Woman with long dark hair relaxing in a chair in the park listening to headphones

Music is an important part of Aiden’s life. He listens to Spotify while at work, switches to Pandora while jogging, and he has a playlist for everything: cardio, cooking, gaming, you name it. His headphones are just about always on, his life a completely soundtracked affair. But permanent hearing damage may be happening due to the very loud immersive music he loves.

There are ways to enjoy music that are safe for your ears and ways that aren’t so safe. But the more dangerous listening choice is often the one most of us use.

How can hearing loss be the result of listening to music?

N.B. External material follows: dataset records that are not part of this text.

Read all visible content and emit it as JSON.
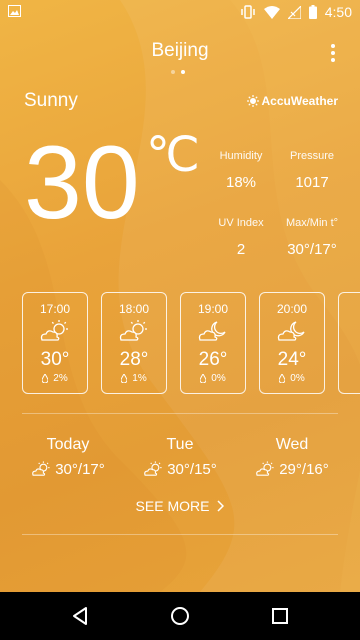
{
  "status_bar": {
    "time": "4:50"
  },
  "header": {
    "city": "Beijing",
    "page_count": 2,
    "active_page": 2
  },
  "current": {
    "condition": "Sunny",
    "provider": "AccuWeather",
    "temperature": "30",
    "unit": "℃",
    "humidity_label": "Humidity",
    "humidity": "18%",
    "pressure_label": "Pressure",
    "pressure": "1017",
    "uv_label": "UV Index",
    "uv": "2",
    "maxmin_label": "Max/Min t°",
    "maxmin": "30°/17°"
  },
  "hourly": [
    {
      "time": "17:00",
      "temp": "30°",
      "precip": "2%",
      "icon": "sun-cloud-icon"
    },
    {
      "time": "18:00",
      "temp": "28°",
      "precip": "1%",
      "icon": "sun-cloud-icon"
    },
    {
      "time": "19:00",
      "temp": "26°",
      "precip": "0%",
      "icon": "moon-cloud-icon"
    },
    {
      "time": "20:00",
      "temp": "24°",
      "precip": "0%",
      "icon": "moon-cloud-icon"
    }
  ],
  "daily": [
    {
      "day": "Today",
      "range": "30°/17°",
      "icon": "sun-cloud-icon"
    },
    {
      "day": "Tue",
      "range": "30°/15°",
      "icon": "sun-cloud-icon"
    },
    {
      "day": "Wed",
      "range": "29°/16°",
      "icon": "sun-cloud-icon"
    }
  ],
  "see_more": "SEE MORE",
  "colors": {
    "background": "#e9a33a",
    "text": "#ffffff",
    "navbar": "#000000"
  }
}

As time passes, loud noises can cause degeneration of your hearing abilities. We’re used to thinking of hearing loss as a problem related to aging, but current research is showing that hearing loss isn’t an intrinsic part of getting older but is instead, the outcome of accumulated noise damage.

Younger ears that are still growing are, as it turns out, more vulnerable to noise-induced damage. And yet, the long-term harm from high volume is more likely to be dismissed by young adults. So there’s an epidemic of younger individuals with hearing loss thanks, in part, to high volume headphone use.

Can you listen to music safely?

Unregulated max volume is clearly the “hazardous” way to enjoy music. But there is a safer way to enjoy your tunes, and it typically involves turning down the volume. Here are a couple of basic recommendations:

  • For adults: Keep the volume at less than 80dB and for no more than 40 hours a week..
  • For teens and young children: 40 hours is still okay but lower the volume to 75dB.

Forty hours every week is roughly five hours and forty minutes a day. Though that may seem like a long time, it can feel like it passes quite quickly. But we’re conditioned to keep track of time our whole lives so the majority of us are pretty good at it.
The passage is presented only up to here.